Privacy risks often continue even after a vulnerability is discovered, lasting until the issue is fixed. In closed source systems, users are left waiting for vendors to detect the problem, admit that it exists, and decide how serious it is, then release a fix depending on their own timelines which mainly depend on the company priorities and capabilities. During that waiting period, sensitive data may still be exposed, and users have little they can do beyond hoping the issue is addressed.
Open Source projects work differently. When a privacy related issue is discovered, fixes can be discussed openly, tested, and shared without waiting on a single company to act. This shortens the time during which private data can be leaked or misused. Faster fixes mean less time that user information is at risk.4
Privacy cannot exist without accountability. If a system claims to respect user privacy, it must also be open to being held responsible for how it handles data.

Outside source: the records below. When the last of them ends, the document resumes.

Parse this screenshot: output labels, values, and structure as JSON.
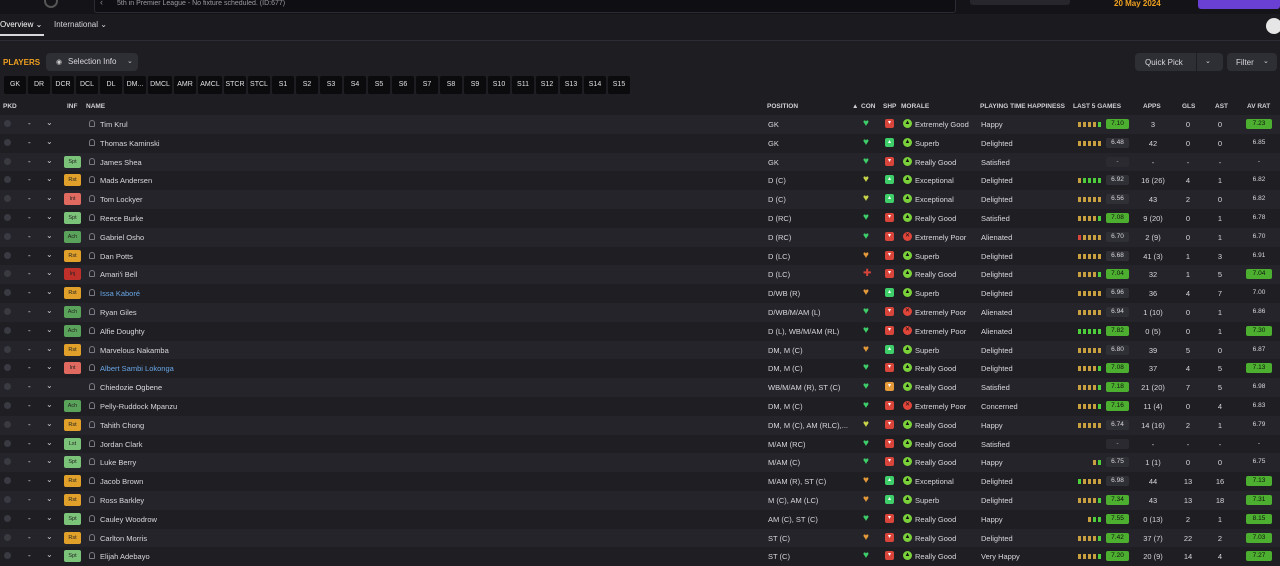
{
  "top": {
    "fixture_text": "5th in Premier League - No fixture scheduled. (ID:677)",
    "date": "20 May 2024"
  },
  "nav": {
    "tabs": [
      {
        "label": "Overview ⌄"
      },
      {
        "label": "International ⌄"
      }
    ]
  },
  "toolbar": {
    "title": "PLAYERS",
    "selection_label": "Selection Info",
    "quick_pick_label": "Quick Pick",
    "filter_label": "Filter"
  },
  "position_chips": [
    "GK",
    "DR",
    "DCR",
    "DCL",
    "DL",
    "DM...",
    "DMCL",
    "AMR",
    "AMCL",
    "STCR",
    "STCL",
    "S1",
    "S2",
    "S3",
    "S4",
    "S5",
    "S6",
    "S7",
    "S8",
    "S9",
    "S10",
    "S11",
    "S12",
    "S13",
    "S14",
    "S15"
  ],
  "headers": {
    "pkd": "PKD",
    "inf": "INF",
    "name": "NAME",
    "position": "POSITION",
    "con": "CON",
    "shp": "SHP",
    "morale": "MORALE",
    "playing_time": "PLAYING TIME HAPPINESS",
    "last5": "LAST 5 GAMES",
    "apps": "APPS",
    "gls": "GLS",
    "ast": "AST",
    "avrat": "AV RAT"
  },
  "colors": {
    "accent": "#f0a020",
    "green": "#4caf2f",
    "red": "#d9453a",
    "amber": "#e0a02a",
    "link": "#6aa7e6"
  },
  "players": [
    {
      "name": "Tim Krul",
      "inf": "",
      "inf_color": "",
      "pos": "GK",
      "con": "green",
      "shp": "red",
      "morale": "Extremely Good",
      "mor_color": "green",
      "pth": "Happy",
      "last5": [
        "o",
        "o",
        "o",
        "o",
        "g"
      ],
      "rating": "7.10",
      "apps": "3",
      "gls": "0",
      "ast": "0",
      "avrat": "7.23",
      "avrat_hl": true
    },
    {
      "name": "Thomas Kaminski",
      "inf": "",
      "inf_color": "",
      "pos": "GK",
      "con": "green",
      "shp": "green",
      "morale": "Superb",
      "mor_color": "green",
      "pth": "Delighted",
      "last5": [
        "o",
        "o",
        "o",
        "o",
        "o"
      ],
      "rating": "6.48",
      "apps": "42",
      "gls": "0",
      "ast": "0",
      "avrat": "6.85",
      "avrat_hl": false
    },
    {
      "name": "James Shea",
      "inf": "Spt",
      "inf_color": "#7cc37a",
      "pos": "GK",
      "con": "green",
      "shp": "red",
      "morale": "Really Good",
      "mor_color": "green",
      "pth": "Satisfied",
      "last5": [],
      "rating": "-",
      "apps": "-",
      "gls": "-",
      "ast": "-",
      "avrat": "-",
      "avrat_hl": false
    },
    {
      "name": "Mads Andersen",
      "inf": "Rst",
      "inf_color": "#e0a02a",
      "pos": "D (C)",
      "con": "yellow",
      "shp": "green",
      "morale": "Exceptional",
      "mor_color": "green",
      "pth": "Delighted",
      "last5": [
        "o",
        "g",
        "g",
        "g",
        "g"
      ],
      "rating": "6.92",
      "apps": "16 (26)",
      "gls": "4",
      "ast": "1",
      "avrat": "6.82",
      "avrat_hl": false
    },
    {
      "name": "Tom Lockyer",
      "inf": "Int",
      "inf_color": "#e06a60",
      "pos": "D (C)",
      "con": "yellow",
      "shp": "green",
      "morale": "Exceptional",
      "mor_color": "green",
      "pth": "Delighted",
      "last5": [
        "o",
        "o",
        "o",
        "o",
        "o"
      ],
      "rating": "6.56",
      "apps": "43",
      "gls": "2",
      "ast": "0",
      "avrat": "6.82",
      "avrat_hl": false
    },
    {
      "name": "Reece Burke",
      "inf": "Spt",
      "inf_color": "#7cc37a",
      "pos": "D (RC)",
      "con": "green",
      "shp": "red",
      "morale": "Really Good",
      "mor_color": "green",
      "pth": "Satisfied",
      "last5": [
        "o",
        "o",
        "o",
        "o",
        "g"
      ],
      "rating": "7.08",
      "apps": "9 (20)",
      "gls": "0",
      "ast": "1",
      "avrat": "6.78",
      "avrat_hl": false
    },
    {
      "name": "Gabriel Osho",
      "inf": "Ach",
      "inf_color": "#5aa35a",
      "pos": "D (RC)",
      "con": "green",
      "shp": "red",
      "morale": "Extremely Poor",
      "mor_color": "red",
      "pth": "Alienated",
      "last5": [
        "r",
        "o",
        "o",
        "o",
        "o"
      ],
      "rating": "6.70",
      "apps": "2 (9)",
      "gls": "0",
      "ast": "1",
      "avrat": "6.70",
      "avrat_hl": false
    },
    {
      "name": "Dan Potts",
      "inf": "Rst",
      "inf_color": "#e0a02a",
      "pos": "D (LC)",
      "con": "amber",
      "shp": "red",
      "morale": "Superb",
      "mor_color": "green",
      "pth": "Delighted",
      "last5": [
        "o",
        "o",
        "o",
        "o",
        "o"
      ],
      "rating": "6.68",
      "apps": "41 (3)",
      "gls": "1",
      "ast": "3",
      "avrat": "6.91",
      "avrat_hl": false
    },
    {
      "name": "Amari'i Bell",
      "inf": "Inj",
      "inf_color": "#c0302a",
      "pos": "D (LC)",
      "con": "injury",
      "shp": "red",
      "morale": "Really Good",
      "mor_color": "green",
      "pth": "Delighted",
      "last5": [
        "o",
        "o",
        "o",
        "o",
        "g"
      ],
      "rating": "7.04",
      "apps": "32",
      "gls": "1",
      "ast": "5",
      "avrat": "7.04",
      "avrat_hl": true
    },
    {
      "name": "Issa Kaboré",
      "inf": "Rst",
      "inf_color": "#e0a02a",
      "pos": "D/WB (R)",
      "con": "amber",
      "shp": "green",
      "morale": "Superb",
      "mor_color": "green",
      "pth": "Delighted",
      "last5": [
        "o",
        "o",
        "o",
        "o",
        "o"
      ],
      "rating": "6.96",
      "apps": "36",
      "gls": "4",
      "ast": "7",
      "avrat": "7.00",
      "avrat_hl": false,
      "link": true
    },
    {
      "name": "Ryan Giles",
      "inf": "Ach",
      "inf_color": "#5aa35a",
      "pos": "D/WB/M/AM (L)",
      "con": "green",
      "shp": "red",
      "morale": "Extremely Poor",
      "mor_color": "red",
      "pth": "Alienated",
      "last5": [
        "o",
        "o",
        "o",
        "o",
        "o"
      ],
      "rating": "6.94",
      "apps": "1 (10)",
      "gls": "0",
      "ast": "1",
      "avrat": "6.86",
      "avrat_hl": false
    },
    {
      "name": "Alfie Doughty",
      "inf": "Ach",
      "inf_color": "#5aa35a",
      "pos": "D (L), WB/M/AM (RL)",
      "con": "green",
      "shp": "red",
      "morale": "Extremely Poor",
      "mor_color": "red",
      "pth": "Alienated",
      "last5": [
        "g",
        "g",
        "g",
        "g",
        "g"
      ],
      "rating": "7.82",
      "apps": "0 (5)",
      "gls": "0",
      "ast": "1",
      "avrat": "7.30",
      "avrat_hl": true
    },
    {
      "name": "Marvelous Nakamba",
      "inf": "Rst",
      "inf_color": "#e0a02a",
      "pos": "DM, M (C)",
      "con": "amber",
      "shp": "green",
      "morale": "Superb",
      "mor_color": "green",
      "pth": "Delighted",
      "last5": [
        "o",
        "o",
        "o",
        "o",
        "o"
      ],
      "rating": "6.80",
      "apps": "39",
      "gls": "5",
      "ast": "0",
      "avrat": "6.87",
      "avrat_hl": false
    },
    {
      "name": "Albert Sambi Lokonga",
      "inf": "Int",
      "inf_color": "#e06a60",
      "pos": "DM, M (C)",
      "con": "green",
      "shp": "red",
      "morale": "Really Good",
      "mor_color": "green",
      "pth": "Delighted",
      "last5": [
        "o",
        "o",
        "o",
        "o",
        "g"
      ],
      "rating": "7.08",
      "apps": "37",
      "gls": "4",
      "ast": "5",
      "avrat": "7.13",
      "avrat_hl": true,
      "link": true
    },
    {
      "name": "Chiedozie Ogbene",
      "inf": "",
      "inf_color": "",
      "pos": "WB/M/AM (R), ST (C)",
      "con": "green",
      "shp": "amber",
      "morale": "Really Good",
      "mor_color": "green",
      "pth": "Satisfied",
      "last5": [
        "o",
        "o",
        "o",
        "o",
        "g"
      ],
      "rating": "7.18",
      "apps": "21 (20)",
      "gls": "7",
      "ast": "5",
      "avrat": "6.98",
      "avrat_hl": false
    },
    {
      "name": "Pelly-Ruddock Mpanzu",
      "inf": "Ach",
      "inf_color": "#5aa35a",
      "pos": "DM, M (C)",
      "con": "green",
      "shp": "red",
      "morale": "Extremely Poor",
      "mor_color": "red",
      "pth": "Concerned",
      "last5": [
        "o",
        "o",
        "o",
        "o",
        "g"
      ],
      "rating": "7.16",
      "apps": "11 (4)",
      "gls": "0",
      "ast": "4",
      "avrat": "6.83",
      "avrat_hl": false
    },
    {
      "name": "Tahith Chong",
      "inf": "Rst",
      "inf_color": "#e0a02a",
      "pos": "DM, M (C), AM (RLC),...",
      "con": "yellow",
      "shp": "red",
      "morale": "Really Good",
      "mor_color": "green",
      "pth": "Happy",
      "last5": [
        "o",
        "o",
        "o",
        "o",
        "o"
      ],
      "rating": "6.74",
      "apps": "14 (16)",
      "gls": "2",
      "ast": "1",
      "avrat": "6.79",
      "avrat_hl": false
    },
    {
      "name": "Jordan Clark",
      "inf": "Lst",
      "inf_color": "#7cc37a",
      "pos": "M/AM (RC)",
      "con": "green",
      "shp": "red",
      "morale": "Really Good",
      "mor_color": "green",
      "pth": "Satisfied",
      "last5": [],
      "rating": "-",
      "apps": "-",
      "gls": "-",
      "ast": "-",
      "avrat": "-",
      "avrat_hl": false
    },
    {
      "name": "Luke Berry",
      "inf": "Spt",
      "inf_color": "#7cc37a",
      "pos": "M/AM (C)",
      "con": "green",
      "shp": "red",
      "morale": "Really Good",
      "mor_color": "green",
      "pth": "Happy",
      "last5": [
        "o",
        "g"
      ],
      "rating": "6.75",
      "apps": "1 (1)",
      "gls": "0",
      "ast": "0",
      "avrat": "6.75",
      "avrat_hl": false
    },
    {
      "name": "Jacob Brown",
      "inf": "Rst",
      "inf_color": "#e0a02a",
      "pos": "M/AM (R), ST (C)",
      "con": "amber",
      "shp": "green",
      "morale": "Exceptional",
      "mor_color": "green",
      "pth": "Delighted",
      "last5": [
        "g",
        "o",
        "o",
        "o",
        "o"
      ],
      "rating": "6.98",
      "apps": "44",
      "gls": "13",
      "ast": "16",
      "avrat": "7.13",
      "avrat_hl": true
    },
    {
      "name": "Ross Barkley",
      "inf": "Rst",
      "inf_color": "#e0a02a",
      "pos": "M (C), AM (LC)",
      "con": "amber",
      "shp": "green",
      "morale": "Superb",
      "mor_color": "green",
      "pth": "Delighted",
      "last5": [
        "o",
        "o",
        "o",
        "o",
        "g"
      ],
      "rating": "7.34",
      "apps": "43",
      "gls": "13",
      "ast": "18",
      "avrat": "7.31",
      "avrat_hl": true
    },
    {
      "name": "Cauley Woodrow",
      "inf": "Spt",
      "inf_color": "#7cc37a",
      "pos": "AM (C), ST (C)",
      "con": "green",
      "shp": "red",
      "morale": "Really Good",
      "mor_color": "green",
      "pth": "Happy",
      "last5": [
        "o",
        "g",
        "g"
      ],
      "rating": "7.55",
      "apps": "0 (13)",
      "gls": "2",
      "ast": "1",
      "avrat": "8.15",
      "avrat_hl": true
    },
    {
      "name": "Carlton Morris",
      "inf": "Rst",
      "inf_color": "#e0a02a",
      "pos": "ST (C)",
      "con": "amber",
      "shp": "red",
      "morale": "Really Good",
      "mor_color": "green",
      "pth": "Delighted",
      "last5": [
        "o",
        "o",
        "o",
        "o",
        "g"
      ],
      "rating": "7.42",
      "apps": "37 (7)",
      "gls": "22",
      "ast": "2",
      "avrat": "7.03",
      "avrat_hl": true
    },
    {
      "name": "Elijah Adebayo",
      "inf": "Spt",
      "inf_color": "#7cc37a",
      "pos": "ST (C)",
      "con": "green",
      "shp": "red",
      "morale": "Really Good",
      "mor_color": "green",
      "pth": "Very Happy",
      "last5": [
        "o",
        "o",
        "o",
        "o",
        "g"
      ],
      "rating": "7.20",
      "apps": "20 (9)",
      "gls": "14",
      "ast": "4",
      "avrat": "7.27",
      "avrat_hl": true
    }
  ]
}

Open Source software renders that accountability transparent. The code, security choices, and design decisions are open for others to see and question. Audits are possible, and problems can be raised when the software does not behave in the way it purports. Trust is built not by what the software promises but by delivering on the promises. Without visibility, misuse of personal data stays hidden, and without accountability, privacy becomes nothing more than a claim.
Conclusion
Choosing Open Source is more than a technical choice because it changes how trust works. Instead of asking users to rely on promises, it allows them to check how software actually behaves. If a tool handles private messages, passwords, identities, or health data, users should be able to understand what it is doing with their sensitive data and why.
Supporting Open Source software is not just about protecting data, it is about choosing tools that allows us to look under the hood, ask questions, and stay in control of the technology we depend on. When it comes to digital privacy, transparency is not optional, it is what makes privacy possible.